Cash in hand work can seem enticing. No invoicing, no lengthy payment terms, and no need to tell the tax man. And you probably know at least a handful of people who are conducting “cash only” business without declaring it.

But in reality, cash jobs are a bad idea for any building inspector or pest control professional. By conducting illegal business, you could be exposing yourself to enormous risk. Here’s more about the pitfalls of cash in hand as payment for work.

Is it common to do work for cash in hand?

It’s hard to estimate exactly how big the “cash in hand” market is. This is because, by nature, the income often isn’t declared. Official estimates have put the figure at approximately 3% of GDP, or a whopping 50 billion dollars per year.

It’s not uncommon for customers to offer cash, especially if they’re hoping for a discount in return. And it can be tempting, especially if you think you might lose the job if you don’t accept it.

Anecdotally, there’s plenty of evidence that the cash job industry is booming. So why shouldn’t you join in?

Is cash in hand work legal?

It’s important to note that a cash job isn’t necessarily illegal, or even bad. Cash is legal tender, and you can certainly complete a job, send an invoice, and receive your payment in cash.
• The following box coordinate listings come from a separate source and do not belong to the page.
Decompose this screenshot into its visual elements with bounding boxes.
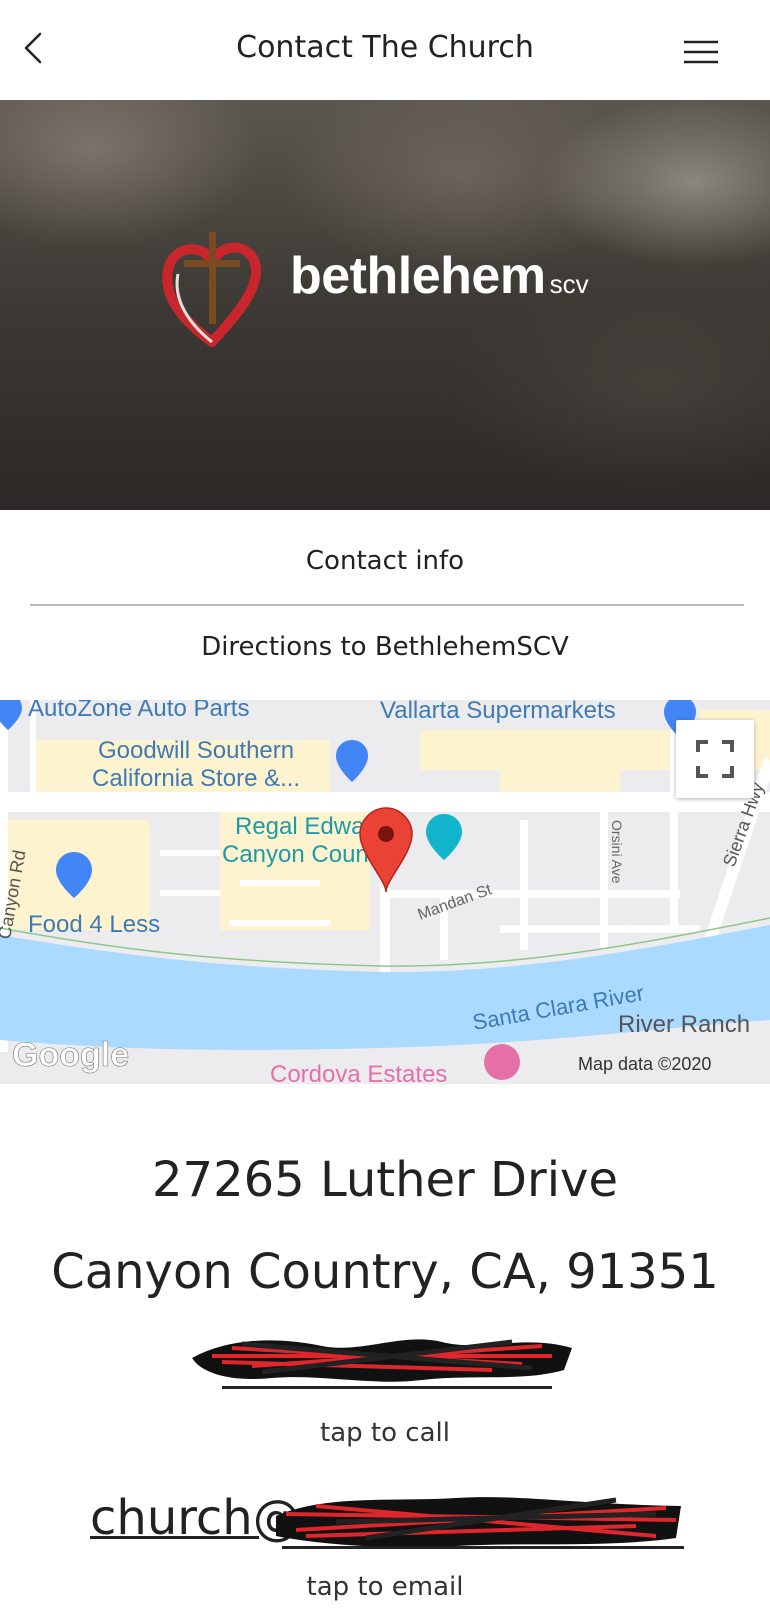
brand-name: bethlehem	[290, 247, 546, 305]
map-canvas: AutoZone Auto Parts Vallarta Supermarket…	[0, 700, 770, 1084]
chevron-left-icon	[24, 32, 42, 64]
tab-directions[interactable]: Directions to BethlehemSCV	[0, 632, 770, 662]
brand-suffix: scv	[549, 269, 589, 299]
email-link[interactable]: church@	[90, 1490, 301, 1546]
map-attribution: Map data ©2020	[578, 1054, 711, 1074]
map-label-goodwill-1: Goodwill Southern	[98, 737, 294, 764]
cordova-icon	[484, 1044, 520, 1080]
map-label-autozone: AutoZone Auto Parts	[28, 700, 249, 722]
map-label-cordova: Cordova Estates	[270, 1061, 447, 1084]
map-label-orsini: Orsini Ave	[609, 820, 625, 884]
email-underline	[282, 1546, 684, 1549]
map-label-food4less: Food 4 Less	[28, 911, 160, 938]
map-label-river-ranch: River Ranch	[618, 1011, 750, 1038]
phone-underline	[222, 1386, 552, 1389]
call-hint: tap to call	[320, 1418, 450, 1448]
map-view[interactable]: AutoZone Auto Parts Vallarta Supermarket…	[0, 700, 770, 1084]
back-button[interactable]	[18, 28, 58, 72]
fullscreen-button[interactable]	[676, 720, 754, 798]
email-hint: tap to email	[306, 1572, 464, 1602]
phone-link[interactable]	[192, 1334, 572, 1384]
tab-divider	[30, 604, 744, 606]
app-header: Contact The Church	[0, 0, 770, 100]
heart-cross-logo	[162, 232, 262, 347]
tab-contact-info[interactable]: Contact info	[0, 546, 770, 576]
map-label-vallarta: Vallarta Supermarkets	[380, 700, 616, 724]
google-logo: Google	[12, 1036, 129, 1074]
email-redaction-scribble	[276, 1497, 681, 1548]
hamburger-menu-icon	[684, 40, 718, 64]
hero-banner: bethlehem scv	[0, 100, 770, 510]
redaction-scribble	[192, 1339, 572, 1382]
page-title: Contact The Church	[236, 30, 534, 65]
fullscreen-icon	[696, 740, 734, 778]
brand-wordmark: bethlehem scv	[290, 246, 589, 306]
menu-button[interactable]	[682, 34, 722, 70]
address-line-2: Canyon Country, CA, 91351	[51, 1244, 719, 1300]
address-line-1: 27265 Luther Drive	[151, 1152, 618, 1208]
email-prefix: church@	[90, 1490, 301, 1546]
map-label-goodwill-2: California Store &...	[92, 765, 300, 792]
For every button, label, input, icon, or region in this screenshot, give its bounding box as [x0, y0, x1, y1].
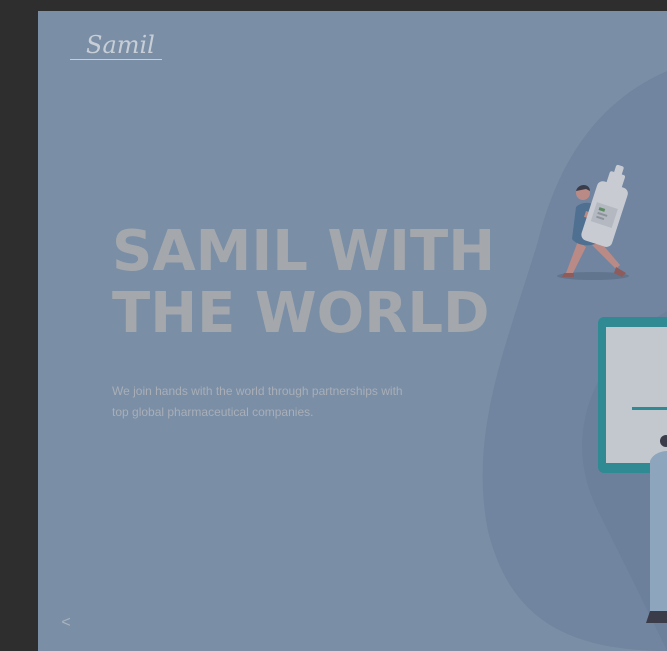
- woman-carrying-bottle-figure: [557, 164, 629, 280]
- hero-section: Samil SAMIL WITH THE WORLD We join hands…: [38, 11, 667, 651]
- carousel-prev-button[interactable]: <: [58, 613, 74, 633]
- chevron-left-icon: <: [61, 614, 71, 631]
- pharma-illustration: [557, 164, 667, 623]
- monitor-screen-illustration: [598, 317, 667, 473]
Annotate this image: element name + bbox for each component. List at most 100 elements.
You’re not risking prosecution as long as you record it on your books and declare it as income. That is, you can accept cash but should still do everything through official channels.

However, if you’re thinking of taking cash in hand as a way to increase your income (without the authorities knowing about it) then you are breaking the law. To be clear, it’s the cash jobs that aren’t declared and don’t appear in your books which are problematic.

Here’s why.

The drawbacks of cash in hand

When it comes to the drawbacks of doing work for cash in hand, there are a few things to keep in mind. Let’s look at our top ones.

Firstly, if you’re taking cash without issuing receipts or invoices, it will impact your sales management and measurement. Without accurate recording of sales, profits, expenses and so on, it becomes much harder to track your results (among other business aspects).

It also becomes harder to properly manage expenses and payroll, work out the return on investment (ROI) of your marketing efforts, and set appropriate goals for the future.

Secondly, you’re exposing yourself to risk. If you have staff on your payroll and they’re taking cash payments on your behalf, how do you know they aren’t pocketing extra cash? And there’s also the risk that should a disgruntled employee leave or be dismissed, they could report your business’ cash operations to the authorities.

Plus, if you were ever to sell your business, not recording cash deals would undervalue it. Potentially, you could undervalue it in a big way. Prospective buyers would pay less for it because you’ve given them no reason not to.

In a similar vein, if you’re not declaring all your revenue on your books you’ll find that you might not qualify for a loan down the track (or would qualify for a lesser amount). This might not be a problem now, but could limit you in future. Particularly if you have plans to expand and grow your business.

lots of cash - australian 100 dollar notes

It’s illegal!

The last – and most obvious – drawback is that you’re potentially breaking the law. Put simply, receiving payment for work you don’t declare is illegal. And if you’re caught, there will be penalties to pay. These penalties can be harsh, so it’s always best to make sure you keep any business dealings above board.

This includes simple jobs for friends or family members. Read about this case where not declaring cash jobs led to one tradesman owing the tax office nearly two million dollars.

How would you get caught? The Australian Tax Office has plenty of checks and measures to make sure you’re declaring your income legally and completely. There are ways for the community and customers to report you. If you take a job that’s cash in hand, you could be audited, and they can even conduct bank checks.

Importantly, if you offer a cash discount to a customer and don’t declare the income, you might be left with no recourse if something goes wrong. If a customer decides to sue you for bad quality of work or report you to the ATO, you could find yourself in a very tricky situation.

Which brings us to the next question – is your insurance still valid if you’re paid in cash?

Insurance implications

As mentioned earlier, it’s important to draw a distinction between a cash job that’s conducted through the correct process and cash in hand work done “off the books”.  

If it’s done off the books, your insurance likely won’t cover you. Because after all, the job didn’t even happen in the eyes of the law. That means if you do a pest treatment and later find a customer complaining about their termite problem, you could be in big trouble. Particularly if you also haven’t provided the paperwork required by Australian Standards.

Firstly, they could threaten to report you to the ATO unless you fix any errors – you’ll get in a lot more trouble for doing the cash job than they will be for negotiating a cash deal. Secondly, they can sue you for damages and usually your insurance would cover this (unless you’ve let your insurance lapse) but your provider may choose to reject claims for jobs completed illegally.

Instead, keep everything above board. You can increase the amount of money you’re taking home by making the most of tax deductions for your business, reducing your business costs, looking at marketing ideas to generate more business, and implementing a whole host of other strategies.